The Kedushah of Yerushalayim

I look forward to reading Dov Fuchs’s column, “An American in Yerushalayim.” It’s optimistic, it’s upbeat and we see Yerushalayim with an ayin tov. But last week’s column was a disappointment.

Dov focused on his friend’s visit to Yerushalayim in a negative way.

Dov, your friend is a hero!

For every one like him who chooses to come to Eretz Yisrael there are so many heimishe Yidden who don’t come, for whom Yerushalayim is not on their agenda. Yidden who don’t seem to understand or feel the pull to the Holy City. Rather than spend some quality time in Eretz Yisrael — yes, even if they’re in a luxury hotel — they would rather go skiing in Vermont, see the Grand Canyon or spend Pesach in Austria. Don’t underestimate your friend’s accomplishment. He is part of those few American Jews who connect to the city’s kedushah.

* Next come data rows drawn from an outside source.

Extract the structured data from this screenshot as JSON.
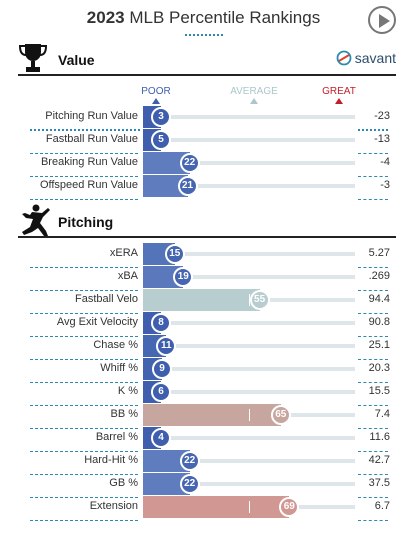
{
  "header": {
    "year": "2023",
    "title": " MLB Percentile Rankings"
  },
  "sections": {
    "value": {
      "title": "Value",
      "icon": "trophy-icon"
    },
    "pitching": {
      "title": "Pitching",
      "icon": "pitcher-icon"
    }
  },
  "brand": {
    "name": "savant",
    "icon": "savant-logo-icon"
  },
  "legend": {
    "poor": "POOR",
    "average": "AVERAGE",
    "great": "GREAT"
  },
  "colors": {
    "poor": "#4c6ab0",
    "average": "#aac7cb",
    "great": "#c21e2a",
    "percentile_65": "#c8a6a0",
    "percentile_69": "#d19893",
    "percentile_55": "#b7cdd0"
  },
  "value_rows": [
    {
      "name": "Pitching Run Value",
      "percentile": "3",
      "value": "-23",
      "pct": 3,
      "color": "#3f5fae"
    },
    {
      "name": "Fastball Run Value",
      "percentile": "5",
      "value": "-13",
      "pct": 5,
      "color": "#3f5fae"
    },
    {
      "name": "Breaking Run Value",
      "percentile": "22",
      "value": "-4",
      "pct": 22,
      "color": "#5f7cbf"
    },
    {
      "name": "Offspeed Run Value",
      "percentile": "21",
      "value": "-3",
      "pct": 21,
      "color": "#5f7cbf"
    }
  ],
  "pitching_rows": [
    {
      "name": "xERA",
      "percentile": "15",
      "value": "5.27",
      "pct": 15,
      "color": "#5374b8"
    },
    {
      "name": "xBA",
      "percentile": "19",
      "value": ".269",
      "pct": 19,
      "color": "#5a78bb"
    },
    {
      "name": "Fastball Velo",
      "percentile": "55",
      "value": "94.4",
      "pct": 55,
      "color": "#b7cdd0"
    },
    {
      "name": "Avg Exit Velocity",
      "percentile": "8",
      "value": "90.8",
      "pct": 8,
      "color": "#3f5fae"
    },
    {
      "name": "Chase %",
      "percentile": "11",
      "value": "25.1",
      "pct": 11,
      "color": "#4667b2"
    },
    {
      "name": "Whiff %",
      "percentile": "9",
      "value": "20.3",
      "pct": 9,
      "color": "#4264b0"
    },
    {
      "name": "K %",
      "percentile": "6",
      "value": "15.5",
      "pct": 6,
      "color": "#3f5fae"
    },
    {
      "name": "BB %",
      "percentile": "65",
      "value": "7.4",
      "pct": 65,
      "color": "#c8a6a0"
    },
    {
      "name": "Barrel %",
      "percentile": "4",
      "value": "11.6",
      "pct": 4,
      "color": "#3f5fae"
    },
    {
      "name": "Hard-Hit %",
      "percentile": "22",
      "value": "42.7",
      "pct": 22,
      "color": "#5f7cbf"
    },
    {
      "name": "GB %",
      "percentile": "22",
      "value": "37.5",
      "pct": 22,
      "color": "#5f7cbf"
    },
    {
      "name": "Extension",
      "percentile": "69",
      "value": "6.7",
      "pct": 69,
      "color": "#d19893"
    }
  ]
}
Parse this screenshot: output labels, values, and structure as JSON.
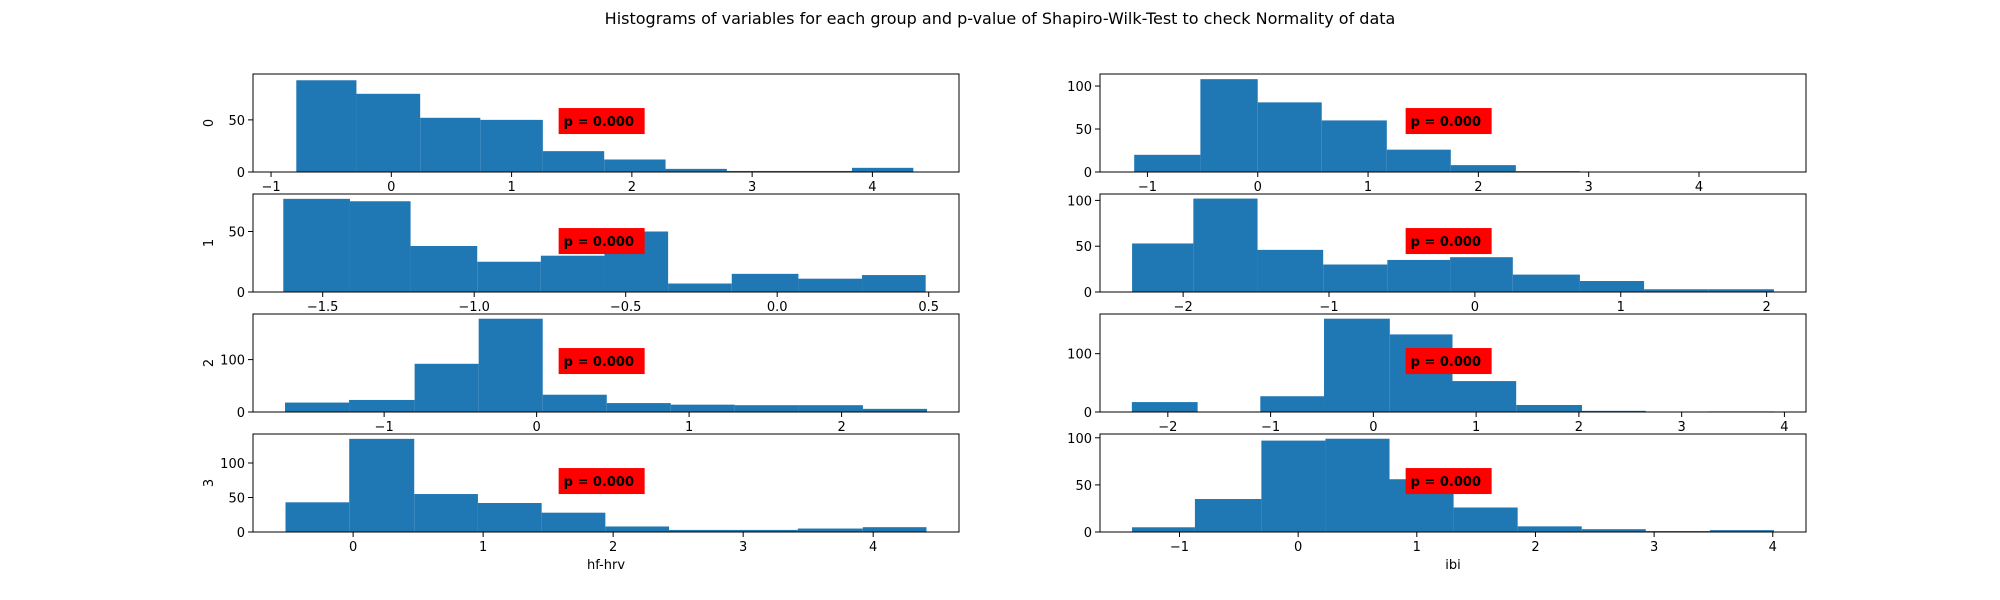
{
  "title": "Histograms of variables for each group and p-value of Shapiro-Wilk-Test to check Normality of data",
  "colors": {
    "bar": "#1f77b4",
    "pbox": "#ff0000",
    "text": "#000000",
    "background": "#ffffff"
  },
  "chart_data": [
    {
      "type": "bar",
      "group": "0",
      "column": "hf-hrv",
      "ylabel": "0",
      "xlabel": "",
      "p_value": "p = 0.000",
      "edges": [
        -0.79,
        -0.29,
        0.24,
        0.74,
        1.26,
        1.77,
        2.28,
        2.79,
        3.31,
        3.83,
        4.34
      ],
      "values": [
        88,
        75,
        52,
        50,
        20,
        12,
        3,
        1,
        1,
        4
      ],
      "xlim": [
        -1.15,
        4.72
      ],
      "ylim": [
        0,
        94
      ],
      "xticks": [
        -1,
        0,
        1,
        2,
        3,
        4
      ],
      "xtick_labels": [
        "−1",
        "0",
        "1",
        "2",
        "3",
        "4"
      ],
      "yticks": [
        0,
        50
      ],
      "ytick_labels": [
        "0",
        "50"
      ]
    },
    {
      "type": "bar",
      "group": "0",
      "column": "ibi",
      "ylabel": "",
      "xlabel": "",
      "p_value": "p = 0.000",
      "edges": [
        -1.12,
        -0.52,
        0.0,
        0.58,
        1.17,
        1.75,
        2.34,
        2.92,
        3.51,
        4.09,
        4.67
      ],
      "values": [
        20,
        108,
        81,
        60,
        26,
        8,
        1,
        0,
        0,
        0
      ],
      "xlim": [
        -1.43,
        4.97
      ],
      "ylim": [
        0,
        114
      ],
      "xticks": [
        -1,
        0,
        1,
        2,
        3,
        4
      ],
      "xtick_labels": [
        "−1",
        "0",
        "1",
        "2",
        "3",
        "4"
      ],
      "yticks": [
        0,
        50,
        100
      ],
      "ytick_labels": [
        "0",
        "50",
        "100"
      ]
    },
    {
      "type": "bar",
      "group": "1",
      "column": "hf-hrv",
      "ylabel": "1",
      "xlabel": "",
      "p_value": "p = 0.000",
      "edges": [
        -1.63,
        -1.41,
        -1.21,
        -0.99,
        -0.78,
        -0.57,
        -0.36,
        -0.15,
        0.07,
        0.28,
        0.49
      ],
      "values": [
        77,
        75,
        38,
        25,
        30,
        50,
        7,
        15,
        11,
        14
      ],
      "xlim": [
        -1.73,
        0.6
      ],
      "ylim": [
        0,
        81
      ],
      "xticks": [
        -1.5,
        -1.0,
        -0.5,
        0.0,
        0.5
      ],
      "xtick_labels": [
        "−1.5",
        "−1.0",
        "−0.5",
        "0.0",
        "0.5"
      ],
      "yticks": [
        0,
        50
      ],
      "ytick_labels": [
        "0",
        "50"
      ]
    },
    {
      "type": "bar",
      "group": "1",
      "column": "ibi",
      "ylabel": "",
      "xlabel": "",
      "p_value": "p = 0.000",
      "edges": [
        -2.35,
        -1.93,
        -1.49,
        -1.04,
        -0.6,
        -0.17,
        0.26,
        0.72,
        1.16,
        1.6,
        2.05
      ],
      "values": [
        53,
        102,
        46,
        30,
        35,
        38,
        19,
        12,
        3,
        3
      ],
      "xlim": [
        -2.57,
        2.27
      ],
      "ylim": [
        0,
        107
      ],
      "xticks": [
        -2,
        -1,
        0,
        1,
        2
      ],
      "xtick_labels": [
        "−2",
        "−1",
        "0",
        "1",
        "2"
      ],
      "yticks": [
        0,
        50,
        100
      ],
      "ytick_labels": [
        "0",
        "50",
        "100"
      ]
    },
    {
      "type": "bar",
      "group": "2",
      "column": "hf-hrv",
      "ylabel": "2",
      "xlabel": "",
      "p_value": "p = 0.000",
      "edges": [
        -1.65,
        -1.23,
        -0.8,
        -0.38,
        0.04,
        0.46,
        0.88,
        1.3,
        1.72,
        2.14,
        2.56
      ],
      "values": [
        18,
        23,
        92,
        178,
        33,
        17,
        14,
        13,
        13,
        6
      ],
      "xlim": [
        -1.86,
        2.77
      ],
      "ylim": [
        0,
        187
      ],
      "xticks": [
        -1,
        0,
        1,
        2
      ],
      "xtick_labels": [
        "−1",
        "0",
        "1",
        "2"
      ],
      "yticks": [
        0,
        100
      ],
      "ytick_labels": [
        "0",
        "100"
      ]
    },
    {
      "type": "bar",
      "group": "2",
      "column": "ibi",
      "ylabel": "",
      "xlabel": "",
      "p_value": "p = 0.000",
      "edges": [
        -2.35,
        -1.71,
        -1.1,
        -0.48,
        0.16,
        0.77,
        1.39,
        2.03,
        2.65,
        3.26,
        3.9
      ],
      "values": [
        17,
        0,
        27,
        160,
        133,
        53,
        12,
        2,
        0,
        1
      ],
      "xlim": [
        -2.66,
        4.21
      ],
      "ylim": [
        0,
        168
      ],
      "xticks": [
        -2,
        -1,
        0,
        1,
        2,
        3,
        4
      ],
      "xtick_labels": [
        "−2",
        "−1",
        "0",
        "1",
        "2",
        "3",
        "4"
      ],
      "yticks": [
        0,
        100
      ],
      "ytick_labels": [
        "0",
        "100"
      ]
    },
    {
      "type": "bar",
      "group": "3",
      "column": "hf-hrv",
      "ylabel": "3",
      "xlabel": "hf-hrv",
      "p_value": "p = 0.000",
      "edges": [
        -0.52,
        -0.03,
        0.47,
        0.96,
        1.45,
        1.94,
        2.43,
        2.93,
        3.42,
        3.92,
        4.41
      ],
      "values": [
        43,
        135,
        55,
        42,
        28,
        8,
        3,
        3,
        5,
        7
      ],
      "xlim": [
        -0.77,
        4.66
      ],
      "ylim": [
        0,
        142
      ],
      "xticks": [
        0,
        1,
        2,
        3,
        4
      ],
      "xtick_labels": [
        "0",
        "1",
        "2",
        "3",
        "4"
      ],
      "yticks": [
        0,
        50,
        100
      ],
      "ytick_labels": [
        "0",
        "50",
        "100"
      ]
    },
    {
      "type": "bar",
      "group": "3",
      "column": "ibi",
      "ylabel": "",
      "xlabel": "ibi",
      "p_value": "p = 0.000",
      "edges": [
        -1.4,
        -0.87,
        -0.31,
        0.23,
        0.77,
        1.31,
        1.85,
        2.39,
        2.93,
        3.47,
        4.01
      ],
      "values": [
        5,
        35,
        97,
        99,
        56,
        26,
        6,
        3,
        1,
        2
      ],
      "xlim": [
        -1.67,
        4.28
      ],
      "ylim": [
        0,
        104
      ],
      "xticks": [
        -1,
        0,
        1,
        2,
        3,
        4
      ],
      "xtick_labels": [
        "−1",
        "0",
        "1",
        "2",
        "3",
        "4"
      ],
      "yticks": [
        0,
        50,
        100
      ],
      "ytick_labels": [
        "0",
        "50",
        "100"
      ]
    }
  ]
}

The holiness of Yerushalayim isn’t limited to the streets of Meah Shearim. The kedushah of Yerushalayim is strong enough to easily penetrate the walls of a posh hotel. Shabbos in Yerushalayim is the real thing, wherever you are staying.

Nachman Zakon

Dov Fuchs responds:

Dear Rabbi Zakon,

I am honored that you read my articles and appreciate your feedback. As you wrote, people travel all over the world for vacations and anyone who comes to Eretz Yisrael has a wonderful zechus and that should never be played down. My friend (and, really, his wife, who urged him to go) definitely deserves credit. As I wrote: “I commended him for taking time off from work to come to Yerushalayim for chizuk. … It’s not easy leaving it all behind. …” I agree that Yerushalayim holds tremendous kedushah, “enough to penetrate the walls of a posh hotel,” but, unfortunately, there are other walls and barriers that need to be penetrated in order to inspire a person: the walls that we erect around our hearts. Sometimes, being preoccupied with “living it up” prevents the lev from “letting it in.” I felt that my friend was fooling himself (and his wife) by considering his Shabbos in the lap of luxury as a true opportunity to be inspired. His trip was definitely a positive step, but with such an abundance of tangible kedushah available, I think he really missed out.